A 4-year-old boy presented with vague clinical features, the doctors diagnosed him with Vitamin A toxicity after a series of investigations!
Parents brought an otherwise healthy, 4-year-old boy to the emergency department with complaints of polydipsia, fatigue, irritability, cheilitis, and a refusal to bear weight for 2 days. The parents revealed that the boy had similar symptoms 1 month back, however, the symptoms had resolved. Can the symptoms be due to any vitamin deficiency or toxicity of a vitamin?
On physical examination, the child was of normal height and built. His vital signs were normal too. However, he appeared pale. The ER physicians observed severe cheilitis, dry skin, diffuse alopecia, and periorbital and pedal oedema.
Serological investigations revealed severe hypercalcemia, hyponatremia, hypokalemia, mildly elevated creatinine, elevated C-reactive protein, leukocytosis, and normocytic anaemia.
Ultrasound of the abdomen revealed bilateral pelviectasis and medullary nephrocalcinosis. The boy received intravenous (IV) fluids in the emergency room.
Moreover, his further blood results showed low levels of parathyroid hormone and 1,25-dihydroxyvitamin D (1,25(OH)2D). However, his thyroid-stimulating hormone level was normal.
Skeletal radiographs showed diffuse osteopenia, and periosteal reactions along the ribs, both radii and clavicles.
During the hospital stay, he developed worsening and persistent bi-cytopenia, i.e. anaemia and thrombocytopenia, necessitating a blood transfusion. He also had elevated inflammatory markers, although he was afebrile and had negative blood cultures. He had elevated liver enzymes, low albumin levels, and prolonged INR. Ultrasound of the liver suggested fibrosis.
Workup for malignancy was negative. Brain, spinal, and chest magnetic resonance imaging of the brain, spine, and chest identified elevated optic discs. However, there were no other structural abnormalities and the findings were consistent with pseudotumour cerebri.

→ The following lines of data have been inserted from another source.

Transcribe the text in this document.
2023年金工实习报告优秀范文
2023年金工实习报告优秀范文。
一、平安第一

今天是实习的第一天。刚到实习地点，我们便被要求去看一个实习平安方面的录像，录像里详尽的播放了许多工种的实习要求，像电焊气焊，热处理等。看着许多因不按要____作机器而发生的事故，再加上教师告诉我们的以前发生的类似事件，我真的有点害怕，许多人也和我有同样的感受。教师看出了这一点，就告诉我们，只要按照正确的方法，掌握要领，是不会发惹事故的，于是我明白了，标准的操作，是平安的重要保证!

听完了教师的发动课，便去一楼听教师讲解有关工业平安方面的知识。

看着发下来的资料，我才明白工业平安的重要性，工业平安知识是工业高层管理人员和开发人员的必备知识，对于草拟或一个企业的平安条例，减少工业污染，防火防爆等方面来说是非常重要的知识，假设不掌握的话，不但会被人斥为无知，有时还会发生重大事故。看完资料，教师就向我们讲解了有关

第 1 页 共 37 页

After 2 weeks of management in the hospital, tests revealed significantly elevated levels of vitamin A. A review of his diet showed that he predominantly consumed a plant-based diet, with an overall high vitamin A intake from a different source. The boy’s main sources of vitamin A included kale, green vegetables, fruit, and meat (nonliver), plus a multivitamin containing vitamin A as β-carotene. Moreover, his parents revealed that he was taking cod liver oil supplements for over a year, however, he had stopped taking cod liver oil supplements several months prior to this presentation.
The patient’s hypercalcemia was managed with IV hyperhydration, subcutaneous calcitonin, IV bisphosphonates, and a low vitamin A diet. The physicians discharged him.
At the 1-month follow-up, the patient’s hypercalcemia and bi-cytopenia had resolved. Moreover, his papilledema improved, therefore, they tapered off acetazolamide.